Safer Edge’s approach to security is premised on two core values – integrated and inclusive security. When we talk to clients we describe more fully why we believe these are critical to any risk management system.
Security risk management can be mistakenly viewed as something which is technical, complicated and a part of the organisation which can only be outsourced to ‘experts’. And while there are technical and complicated parts of organisational security risk management it needn’t (and shouldn’t) be overly complicated. Security can also never be fully outsourced as this ignores the fundamental reality that risk is always owned by the organisation. While security experts can provide technical advice, guidance, tools and training they cannot own the risk. The organisation itself must do that and this means that there needs to be a security risk management system within the organisation – even if components of it are advised by external experts.
Beyond having a structured approach to security risk management, ‘integrated’ means that security is prioritised within every department or section of the organisation. Every part of the organisation will hold some security function and integrated security activities are not ‘siloed’ within the security department. For example, within the human resources (HR) department there should be interview questions about a potential staff person’s experience, and comfort, with insecurity if they are going to be asked to go to high-risk environments. There should be appropriate security training assessments made and kept. Within the finance department there should be standard operating procedures (SOPs) for moving cash and inclusion of security measures and trainings in budgets.

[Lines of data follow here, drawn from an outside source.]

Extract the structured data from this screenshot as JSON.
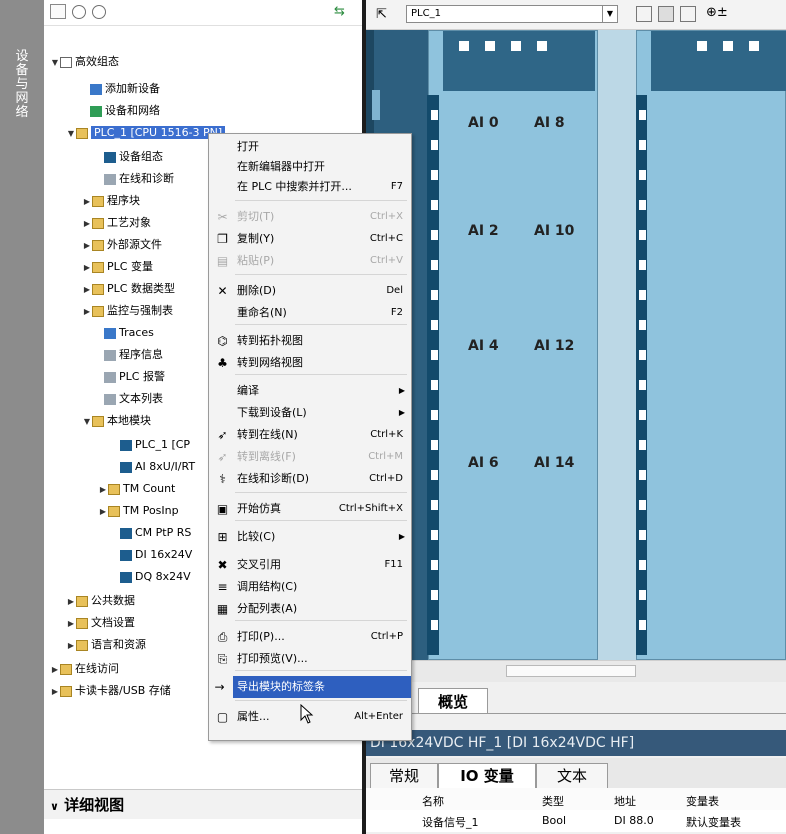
{
  "vertical_tab": "设备与网络",
  "tree": {
    "root": "高效组态",
    "items": [
      {
        "label": "添加新设备"
      },
      {
        "label": "设备和网络"
      },
      {
        "label": "PLC_1 [CPU 1516-3 PN]"
      },
      {
        "label": "设备组态"
      },
      {
        "label": "在线和诊断"
      },
      {
        "label": "程序块"
      },
      {
        "label": "工艺对象"
      },
      {
        "label": "外部源文件"
      },
      {
        "label": "PLC 变量"
      },
      {
        "label": "PLC 数据类型"
      },
      {
        "label": "监控与强制表"
      },
      {
        "label": "Traces"
      },
      {
        "label": "程序信息"
      },
      {
        "label": "PLC 报警"
      },
      {
        "label": "文本列表"
      },
      {
        "label": "本地模块"
      },
      {
        "label": "PLC_1 [CP"
      },
      {
        "label": "AI 8xU/I/RT"
      },
      {
        "label": "TM Count"
      },
      {
        "label": "TM PosInp"
      },
      {
        "label": "CM PtP RS"
      },
      {
        "label": "DI 16x24V"
      },
      {
        "label": "DQ 8x24V"
      },
      {
        "label": "公共数据"
      },
      {
        "label": "文档设置"
      },
      {
        "label": "语言和资源"
      },
      {
        "label": "在线访问"
      },
      {
        "label": "卡读卡器/USB 存储"
      }
    ],
    "detail_view": "详细视图"
  },
  "device_toolbar": {
    "device_select": "PLC_1"
  },
  "modules": {
    "ai_labels": [
      [
        "AI 0",
        "AI 8"
      ],
      [
        "AI 2",
        "AI 10"
      ],
      [
        "AI 4",
        "AI 12"
      ],
      [
        "AI 6",
        "AI 14"
      ]
    ]
  },
  "context_menu": {
    "items": [
      {
        "label": "打开",
        "shortcut": "",
        "icon": "",
        "disabled": false
      },
      {
        "label": "在新编辑器中打开",
        "shortcut": "",
        "icon": "",
        "disabled": false
      },
      {
        "label": "在 PLC 中搜索并打开...",
        "shortcut": "F7",
        "icon": "",
        "disabled": false
      },
      {
        "label": "剪切(T)",
        "shortcut": "Ctrl+X",
        "icon": "scissors-icon",
        "disabled": true
      },
      {
        "label": "复制(Y)",
        "shortcut": "Ctrl+C",
        "icon": "copy-icon",
        "disabled": false
      },
      {
        "label": "粘贴(P)",
        "shortcut": "Ctrl+V",
        "icon": "paste-icon",
        "disabled": true
      },
      {
        "label": "删除(D)",
        "shortcut": "Del",
        "icon": "delete-icon",
        "disabled": false
      },
      {
        "label": "重命名(N)",
        "shortcut": "F2",
        "icon": "",
        "disabled": false
      },
      {
        "label": "转到拓扑视图",
        "shortcut": "",
        "icon": "topology-icon",
        "disabled": false
      },
      {
        "label": "转到网络视图",
        "shortcut": "",
        "icon": "network-icon",
        "disabled": false
      },
      {
        "label": "编译",
        "shortcut": "",
        "icon": "",
        "disabled": false,
        "submenu": true
      },
      {
        "label": "下载到设备(L)",
        "shortcut": "",
        "icon": "",
        "disabled": false,
        "submenu": true
      },
      {
        "label": "转到在线(N)",
        "shortcut": "Ctrl+K",
        "icon": "go-online-icon",
        "disabled": false
      },
      {
        "label": "转到离线(F)",
        "shortcut": "Ctrl+M",
        "icon": "go-offline-icon",
        "disabled": true
      },
      {
        "label": "在线和诊断(D)",
        "shortcut": "Ctrl+D",
        "icon": "diagnostics-icon",
        "disabled": false
      },
      {
        "label": "开始仿真",
        "shortcut": "Ctrl+Shift+X",
        "icon": "simulation-icon",
        "disabled": false
      },
      {
        "label": "比较(C)",
        "shortcut": "",
        "icon": "compare-icon",
        "disabled": false,
        "submenu": true
      },
      {
        "label": "交叉引用",
        "shortcut": "F11",
        "icon": "cross-reference-icon",
        "disabled": false
      },
      {
        "label": "调用结构(C)",
        "shortcut": "",
        "icon": "call-structure-icon",
        "disabled": false
      },
      {
        "label": "分配列表(A)",
        "shortcut": "",
        "icon": "assignment-list-icon",
        "disabled": false
      },
      {
        "label": "打印(P)...",
        "shortcut": "Ctrl+P",
        "icon": "print-icon",
        "disabled": false
      },
      {
        "label": "打印预览(V)...",
        "shortcut": "",
        "icon": "print-preview-icon",
        "disabled": false
      },
      {
        "label": "导出模块的标签条",
        "shortcut": "",
        "icon": "export-icon",
        "disabled": false,
        "highlighted": true
      },
      {
        "label": "属性...",
        "shortcut": "Alt+Enter",
        "icon": "properties-icon",
        "disabled": false
      }
    ]
  },
  "overview_tab": "概览",
  "properties": {
    "title": "DI 16x24VDC HF_1 [DI 16x24VDC HF]",
    "tabs": [
      "常规",
      "IO 变量",
      "文本"
    ],
    "columns": [
      "名称",
      "类型",
      "地址",
      "变量表"
    ],
    "rows": [
      {
        "name": "设备信号_1",
        "type": "Bool",
        "address": "DI 88.0",
        "table": "默认变量表"
      }
    ]
  }
}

Just as security risk management is integrated and not entirely held by the security manager, or senior management, we believe that it should also be inclusive. Inclusivity means that security risk management responsibility is not entirely invested in security managers or external security ‘experts’.

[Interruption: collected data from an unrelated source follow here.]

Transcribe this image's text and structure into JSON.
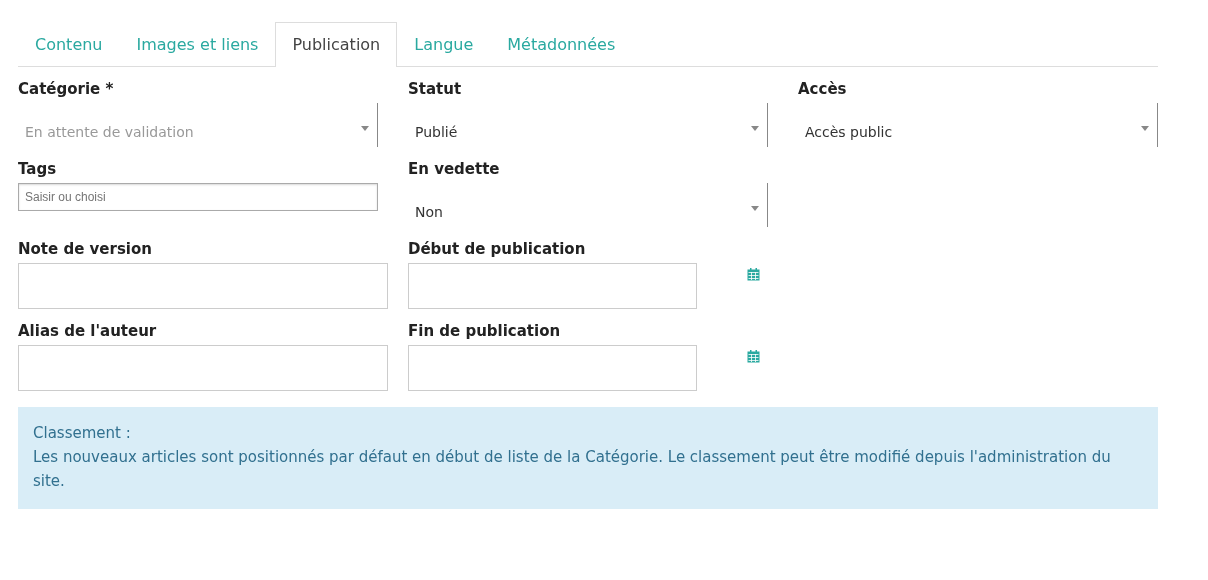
{
  "tabs": [
    {
      "label": "Contenu",
      "selected": false
    },
    {
      "label": "Images et liens",
      "selected": false
    },
    {
      "label": "Publication",
      "selected": true
    },
    {
      "label": "Langue",
      "selected": false
    },
    {
      "label": "Métadonnées",
      "selected": false
    }
  ],
  "rows": [
    [
      {
        "label": "Catégorie *",
        "kind": "select",
        "value": "En attente de validation",
        "disabled": true
      },
      {
        "label": "Statut",
        "kind": "select",
        "value": "Publié",
        "disabled": false
      },
      {
        "label": "Accès",
        "kind": "select",
        "value": "Accès public",
        "disabled": false
      }
    ],
    [
      {
        "label": "Tags",
        "kind": "tags",
        "placeholder": "Saisir ou choisi"
      },
      {
        "label": "En vedette",
        "kind": "select",
        "value": "Non",
        "disabled": false
      }
    ],
    [
      {
        "label": "Note de version",
        "kind": "text"
      },
      {
        "label": "Début de publication",
        "kind": "date"
      }
    ],
    [
      {
        "label": "Alias de l'auteur",
        "kind": "text"
      },
      {
        "label": "Fin de publication",
        "kind": "date"
      }
    ]
  ],
  "notice": {
    "title": "Classement :",
    "text": "Les nouveaux articles sont positionnés par défaut en début de liste de la Catégorie. Le classement peut être modifié depuis l'administration du site."
  }
}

The people who need to know the most about security are often those who face the sharpest end of risk. The people and places where the organisation actually ‘touches’ risk. And yet, many organisations keep security knowledge clustered at the senior management level or invested solely in security managers. Security decisions are made behind closed doors in a non-inclusive way. Personnel are told what to do and expected to do it. Lip service is paid to the phrase ‘everyone is responsible for safety and security’ but the drivers, cleaners, receptionist, translator and project assistants are given no actual responsibility for security. People in these roles can also be overlooked when it comes to security briefings and training. We believe that for security to truly work it must include everyone – everyone’s job description should contain appropriate responsibilities for security. Security communication happen in a way that will be most understandable (likely verbal and in a local language) to everyone. Inclusivity also requires that communication be an open channel which flows both ways. Those responsible for security need to listen as well as speak or direct.
There is certainly a place for security expertise and specialist advice – this is, afterall, what we do for a living. But, this expertise and advice must complement, or build the capacity of, the organisation to have integrated and inclusive security risk management. When security is fully integrated into an organisation it becomes an enabler of the organisation’s mission and vision rather than a restrictor. It ensures the well-being of staff and projects and the timely delivery of products and services by securing the organisation’s mission.